T Nation

Do Supplements Really Matter with a Good Diet?

I like protein shakes for their ease before school when I’m half asleep and don’t want to cook.

I’ve stopped taking basically everything but whey, fish oil and creatine now and really haven’t noticed any difference.

I like supplements for their recovery abilities more then anything else. I’m actually thinking about cutting it all out soon and just take fish oil.

I stand by BCAA’s beeing a very good supplement. Creatine might just be a scam, especially with a good diet, and whey helps me consume sick amounts of protein so it’s a staple.

Multi vitamins and fish oils though, I will use until I die.

Pareto’s principle applies here: 20% of the work gets you 80% of the results. That 20% of the work/cost is in maintaining a generally decent diet. The remaining 80% of the work goes into things like perfecting an already solid diet, supplements, etc.
In other words it’s a waste to worry about things that will get you a percent here and there at great cost if you aren’t already consistantly doing all the things that will have a major impact that are relatively cheap and easy.

The only sports supplement I use really regularly is creatine. I’ll also use sports drinks (my own blend) and post workout drinks like Surge since I can keep them down but I consider those a somewhat different category given that I lack real food alternatives I can stomach during workouts. Otherwise I take fish oil and sometimes some antioxidents for general health.
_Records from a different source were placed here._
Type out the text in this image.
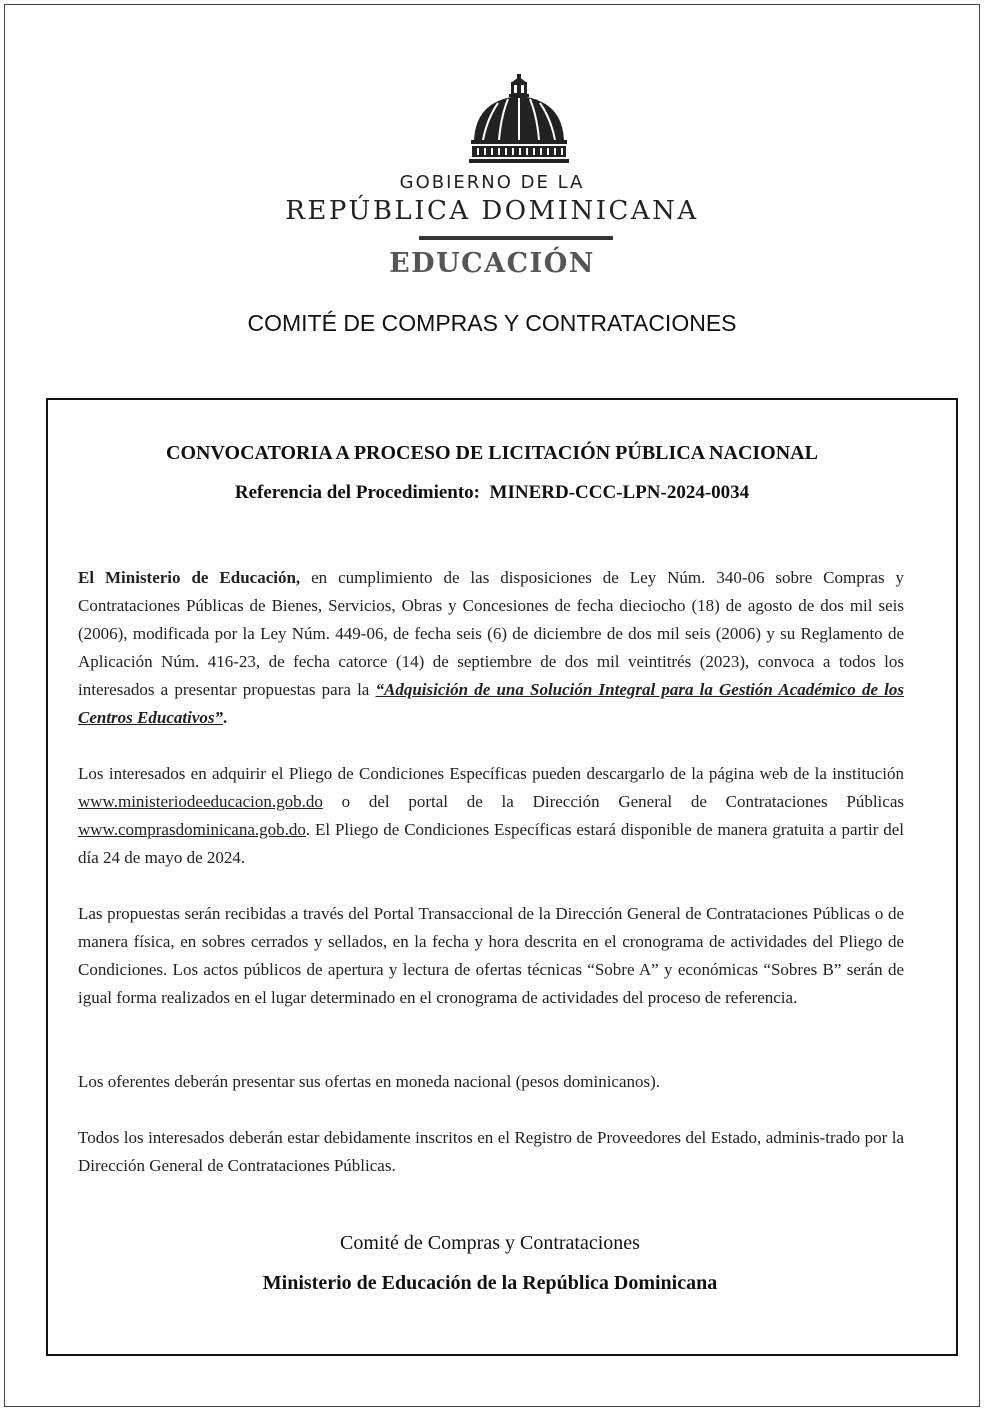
GOBIERNO DE LA
REPÚBLICA DOMINICANA
EDUCACIÓN
COMITÉ DE COMPRAS Y CONTRATACIONES
CONVOCATORIA A PROCESO DE LICITACIÓN PÚBLICA NACIONAL
Referencia del Procedimiento:  MINERD-CCC-LPN-2024-0034

El Ministerio de Educación, en cumplimiento de las disposiciones de Ley Núm. 340-06 sobre Compras y Contrataciones Públicas de Bienes, Servicios, Obras y Concesiones de fecha dieciocho (18) de agosto de dos mil seis (2006), modificada por la Ley Núm. 449-06, de fecha seis (6) de diciembre de dos mil seis (2006) y su Reglamento de Aplicación Núm. 416-23, de fecha catorce (14) de septiembre de dos mil veintitrés (2023), convoca a todos los interesados a presentar propuestas para la “Adquisición de una Solución Integral para la Gestión Académico de los Centros Educativos”.

Los interesados en adquirir el Pliego de Condiciones Específicas pueden descargarlo de la página web de la institución www.ministeriodeeducacion.gob.do o del portal de la Dirección General de Contrataciones Públicas www.comprasdominicana.gob.do. El Pliego de Condiciones Específicas estará disponible de manera gratuita a partir del día 24 de mayo de 2024.

Las propuestas serán recibidas a través del Portal Transaccional de la Dirección General de Contrataciones Públicas o de manera física, en sobres cerrados y sellados, en la fecha y hora descrita en el cronograma de actividades del Pliego de Condiciones. Los actos públicos de apertura y lectura de ofertas técnicas “Sobre A” y económicas “Sobres B” serán de igual forma realizados en el lugar determinado en el cronograma de actividades del proceso de referencia.

Los oferentes deberán presentar sus ofertas en moneda nacional (pesos dominicanos).

Todos los interesados deberán estar debidamente inscritos en el Registro de Proveedores del Estado, adminis-trado por la Dirección General de Contrataciones Públicas.

Comité de Compras y Contrataciones
Ministerio de Educación de la República Dominicana
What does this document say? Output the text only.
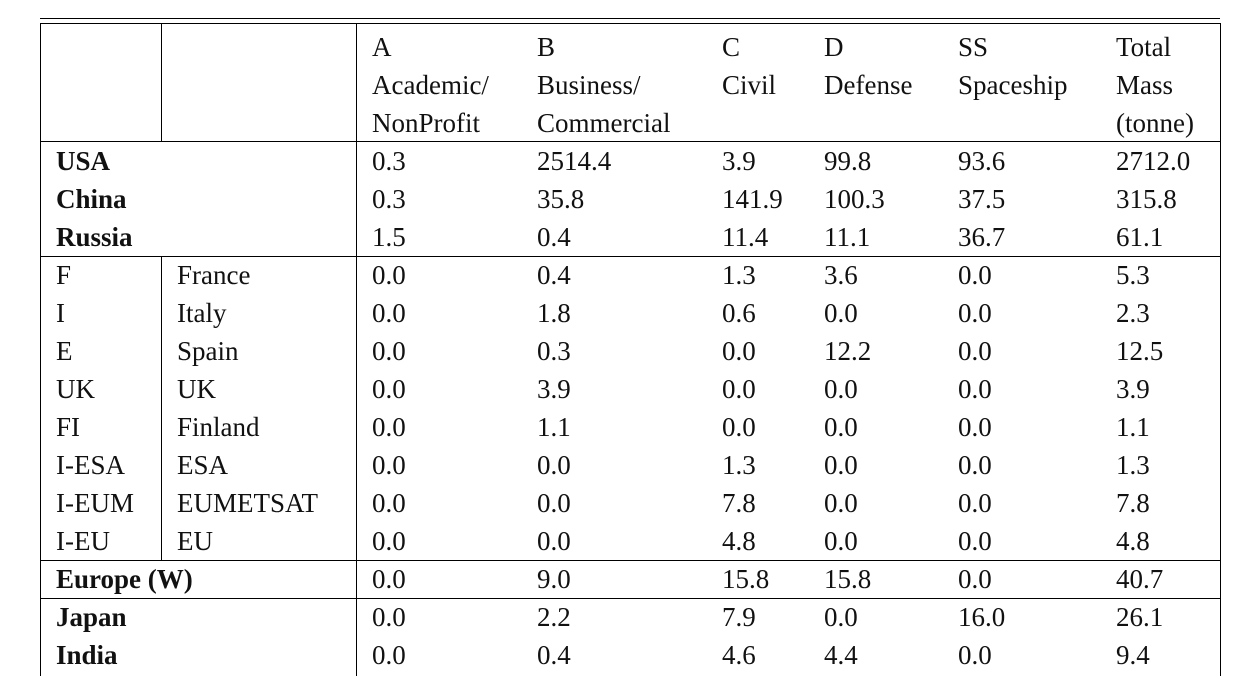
		A	B	C	D	SS	Total
		Academic/	Business/	Civil	Defense	Spaceship	Mass
		NonProfit	Commercial				(tonne)
USA		0.3	2514.4	3.9	99.8	93.6	2712.0
China		0.3	35.8	141.9	100.3	37.5	315.8
Russia		1.5	0.4	11.4	11.1	36.7	61.1
F	France	0.0	0.4	1.3	3.6	0.0	5.3
I	Italy	0.0	1.8	0.6	0.0	0.0	2.3
E	Spain	0.0	0.3	0.0	12.2	0.0	12.5
UK	UK	0.0	3.9	0.0	0.0	0.0	3.9
FI	Finland	0.0	1.1	0.0	0.0	0.0	1.1
I-ESA	ESA	0.0	0.0	1.3	0.0	0.0	1.3
I-EUM	EUMETSAT	0.0	0.0	7.8	0.0	0.0	7.8
I-EU	EU	0.0	0.0	4.8	0.0	0.0	4.8
Europe (W)		0.0	9.0	15.8	15.8	0.0	40.7
Japan		0.0	2.2	7.9	0.0	16.0	26.1
India		0.0	0.4	4.6	4.4	0.0	9.4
Supplements are just that: an ADDITION to an already balanced diet. The actual food you eat does most of the work, and whatever supplements you take are designed to help you cover the bases that perhaps you couldn’t through regular food - i.e. to compensate for lack of vitamins/minerals in your diet or to provide macronutrients when you don’t have time for a full meal.

Basically, they become a bit redundant as your diet becomes more complete.

[quote]ghost wrote:
Supplements are just that: an ADDITION to an already balanced diet. The actual food you eat does most of the work, and whatever supplements you take are designed to help you cover the bases that perhaps you couldn’t through regular food - i.e. to compensate for lack of vitamins/minerals in your diet or to provide macronutrients when you don’t have time for a full meal.

Basically, they become a bit redundant as your diet becomes more complete.[/quote]

Yeah, With a good diet and without any supplements for about 6 weeks now and I’m stronger than ever.

[quote]ghost wrote:
Basically, they become a bit redundant as your diet becomes more complete.[/quote]

Actually, I believe the opposite is true with many supplements – you’ll get maximum effect from them once your diet is more complete.

A product like HOT-ROX comes to mind in this case. You’ll see far better results with it once you’re eating, and training, correctly to lose fat.